There are several software packages that are suitable for analyzing this database. One example is MATLAB, which contains many libraries that implement machine learning algorithms and many useful functions for dealing with data-intensive applications. Another alternative is to use packages from the Python programming language. The most important libraries are Keras21 and PyTorch22. These are focused on neural networks and contain many recent deep learning algorithms that are ideal for testing the dataset. The scikit-learn23 library contains many traditional machine learning algorithms and many functionalities for manipulating large datasets and evaluating the results.

In the case of Python, several packages allow for managing PDF and JSON files. For instance, the pdf2text package allows converting a PDF file to text format. This is interesting, e.g., for working with natural language processing pipelines. In this case, the main steps for processing the data are usually tokenization, part-of-speech tagging, dependency parsing, lemmatization, stemming, stopword removal, named entity recognition (NER), etc. This approach produces a sequence of text data that can be easily processed with recurrent neural networks.

Another approach may treat documents as images. This is interesting for applying computer vision techniques, especially those based on convolutional neural networks. The pdf2image package can convert PDF files to several image formats. In this case, it would be interesting to apply an optical character recognition (OCR) system in order to obtain the text from images. A standard application for this purpose is tesseract.

The scikit-learn23 library contains algorithms for evaluating the performance of methods. Since this database is intended for the extraction and analysis of information, it is reasonable to use standard performance metrics, such as Precision, Recall, and F1-score. The accuracy obtained for chunks of words, like names and addresses, can be done with metrics that compare the similarity of strings, such as the Levenshtein distance.

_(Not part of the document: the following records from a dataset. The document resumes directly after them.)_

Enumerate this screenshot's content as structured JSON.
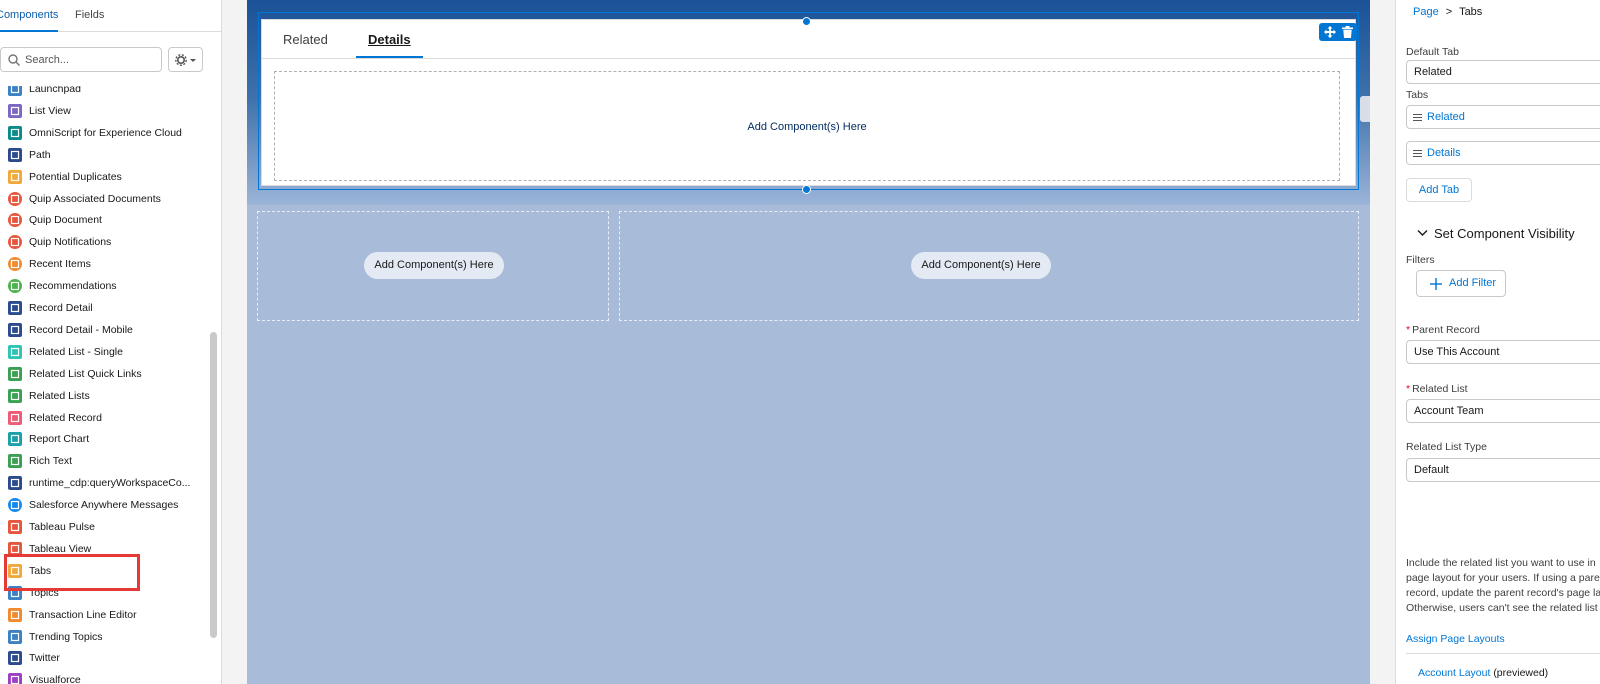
{
  "left_panel": {
    "tabs": [
      "Components",
      "Fields"
    ],
    "search_placeholder": "Search...",
    "components": [
      {
        "label": "Launchpad",
        "color": "#3b82c4"
      },
      {
        "label": "List View",
        "color": "#7b68c5"
      },
      {
        "label": "OmniScript for Experience Cloud",
        "color": "#0b8a8a"
      },
      {
        "label": "Path",
        "color": "#2c4b8f"
      },
      {
        "label": "Potential Duplicates",
        "color": "#f2a93b"
      },
      {
        "label": "Quip Associated Documents",
        "color": "#e8553d"
      },
      {
        "label": "Quip Document",
        "color": "#e8553d"
      },
      {
        "label": "Quip Notifications",
        "color": "#e8553d"
      },
      {
        "label": "Recent Items",
        "color": "#f28b30"
      },
      {
        "label": "Recommendations",
        "color": "#4bb34b"
      },
      {
        "label": "Record Detail",
        "color": "#2c4b8f"
      },
      {
        "label": "Record Detail - Mobile",
        "color": "#2c4b8f"
      },
      {
        "label": "Related List - Single",
        "color": "#2ec4b6"
      },
      {
        "label": "Related List Quick Links",
        "color": "#3aa152"
      },
      {
        "label": "Related Lists",
        "color": "#3aa152"
      },
      {
        "label": "Related Record",
        "color": "#ef5a74"
      },
      {
        "label": "Report Chart",
        "color": "#1aa0a8"
      },
      {
        "label": "Rich Text",
        "color": "#3aa152"
      },
      {
        "label": "runtime_cdp:queryWorkspaceCo...",
        "color": "#2c4b8f"
      },
      {
        "label": "Salesforce Anywhere Messages",
        "color": "#1589ee"
      },
      {
        "label": "Tableau Pulse",
        "color": "#e8553d"
      },
      {
        "label": "Tableau View",
        "color": "#e8553d"
      },
      {
        "label": "Tabs",
        "color": "#f2a93b"
      },
      {
        "label": "Topics",
        "color": "#3b82c4"
      },
      {
        "label": "Transaction Line Editor",
        "color": "#f28b30"
      },
      {
        "label": "Trending Topics",
        "color": "#3b82c4"
      },
      {
        "label": "Twitter",
        "color": "#2c4b8f"
      },
      {
        "label": "Visualforce",
        "color": "#9c3fc4"
      }
    ]
  },
  "canvas": {
    "tabs": [
      "Related",
      "Details"
    ],
    "active_tab": "Details",
    "drop_label": "Add Component(s) Here",
    "region_left_label": "Add Component(s) Here",
    "region_right_label": "Add Component(s) Here"
  },
  "right_panel": {
    "breadcrumb_root": "Page",
    "breadcrumb_sep": ">",
    "breadcrumb_current": "Tabs",
    "default_tab_label": "Default Tab",
    "default_tab_value": "Related",
    "tabs_label": "Tabs",
    "tab_items": [
      "Related",
      "Details"
    ],
    "add_tab": "Add Tab",
    "visibility_title": "Set Component Visibility",
    "filters_label": "Filters",
    "add_filter": "Add Filter",
    "parent_record_label": "Parent Record",
    "parent_record_value": "Use This Account",
    "related_list_label": "Related List",
    "related_list_value": "Account Team",
    "related_list_type_label": "Related List Type",
    "related_list_type_value": "Default",
    "help_lines": [
      "Include the related list you want to use in",
      "page layout for your users. If using a pare",
      "record, update the parent record's page la",
      "Otherwise, users can't see the related list"
    ],
    "assign_link": "Assign Page Layouts",
    "layout_link": "Account Layout",
    "layout_suffix": "(previewed)"
  },
  "colors": {
    "brand_blue": "#0176d3",
    "highlight_red": "#e53935",
    "canvas_bg": "#a8bbd9"
  }
}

Although most electricity companies issue their bills in PDF format, we may assume that documents have been scanned from a smartphone. In this case, the database must have images in PNG or JPEG format. Users can make this conversion using the pdftoppm program. However, simulating the effects of scanning is not an easy task and could take a lot of work–this can be addressed in future versions of the database–. This would introduce new challenges for machine learning algorithms, involving techniques for manipulating the images.